Research

Uncertainty, sloppiness, and model reliability

Scientific and machine-learning models are increasingly used to interpret data, make predictions, and guide decisions in settings where experiments are expensive or incomplete. In these cases, prediction accuracy alone is not enough; we also need to understand when predictions are reliable, when they are uncertain, and when they should be treated with caution. Uncertainty quantification provides a principled framework for studying how uncertainties in data, model parameters, model structure, and assumptions propagate to final predictions.

A recurring challenge in scientific modeling is that many models are sloppy: only a few combinations of parameters are tightly constrained by data, while many others remain weakly identifiable. The Fisher Information Matrix (FIM) provides a useful geometric tool for analyzing this structure by revealing which parameter directions are sensitive and which remain effectively unconstrained. My research uses this perspective and beyond to understand how uncertainty affects model predictions, which uncertainties matter most for scientific decisions, and how model reliability can be assessed in complex systems.

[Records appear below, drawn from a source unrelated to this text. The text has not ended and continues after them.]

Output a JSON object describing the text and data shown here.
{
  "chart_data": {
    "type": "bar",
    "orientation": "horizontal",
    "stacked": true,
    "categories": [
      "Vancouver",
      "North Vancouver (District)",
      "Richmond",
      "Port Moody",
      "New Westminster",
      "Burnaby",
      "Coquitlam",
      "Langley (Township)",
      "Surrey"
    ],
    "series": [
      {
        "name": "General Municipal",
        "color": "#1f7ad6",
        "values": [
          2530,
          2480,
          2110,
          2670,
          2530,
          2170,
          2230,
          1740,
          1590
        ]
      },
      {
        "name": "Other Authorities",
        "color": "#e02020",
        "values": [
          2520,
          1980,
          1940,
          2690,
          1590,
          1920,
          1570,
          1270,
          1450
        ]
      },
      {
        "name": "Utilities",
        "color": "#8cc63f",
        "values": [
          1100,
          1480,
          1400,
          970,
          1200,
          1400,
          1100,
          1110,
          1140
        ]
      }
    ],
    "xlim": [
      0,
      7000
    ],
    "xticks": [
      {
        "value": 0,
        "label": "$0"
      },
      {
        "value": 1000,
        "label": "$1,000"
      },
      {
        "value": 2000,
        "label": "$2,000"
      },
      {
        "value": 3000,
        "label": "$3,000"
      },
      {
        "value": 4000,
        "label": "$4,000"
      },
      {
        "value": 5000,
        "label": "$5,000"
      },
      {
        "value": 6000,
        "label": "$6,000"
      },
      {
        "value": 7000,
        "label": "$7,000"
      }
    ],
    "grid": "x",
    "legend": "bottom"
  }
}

Active learning and information-matching

Even in the era of big data, high-quality scientific data remain expensive. Active learning (AL) aims to address this challenge by identifying which experiments, simulations, or measurements would be most informative. Many AL strategies seek to reduce global uncertainty, either in model parameters or in model predictions. However, this can be inefficient for scientific models with sloppy or unidentifiable parameters, where substantial effort may be spent reducing uncertainty in directions that have little effect on the quantities that ultimately matter.

Information matching (IM) takes a more targeted perspective: instead of trying to reduce uncertainty everywhere, the goal is to acquire enough information to make specific quantities of interest sufficiently precise. This reframes AL around decision-relevant predictions rather than global parameter precision. Because the framework is based on matching experimental information to the sensitivities of target predictions, it can be applied across a wide range of scientific and engineering problems, including atomistic-scale modeling and interatomic potentials, power network grids, underwater acoustics, electrochemical impedance spectroscopy, and other systems where data are costly and model predictions must be trusted. By linking experimental design to the geometry of parameter space and to the sensitivities of downstream predictions, information matching provides a principled and computationally efficient approach to data acquisition under uncertainty.

Reinforcement learning for scientific model generation

Reinforcement learning workflow for EIS model generation

In recent work, I have explored how reinforcement learning can be used to automate scientific model construction, with a focus on electrochemical impedance spectroscopy (EIS). EIS is widely used to study electrochemical systems, but interpreting EIS data often requires selecting an appropriate equivalent circuit model, a process that can involve substantial expert judgment, manual trial-and-error, and ambiguity because different circuit structures may produce similar impedance responses.

We formulate equivalent circuit model generation as a sequential decision-making problem, where a reinforcement learning agent iteratively modifies a circuit topology and receives feedback based on fit quality and model complexity. The agent does not need to be given the ground-truth circuit structure; instead, it learns to construct candidate models directly from EIS data through reward feedback. The goal is not to replace scientific interpretation, but to accelerate model exploration, suggest useful candidate circuits, and support more systematic analysis of electrochemical measurements.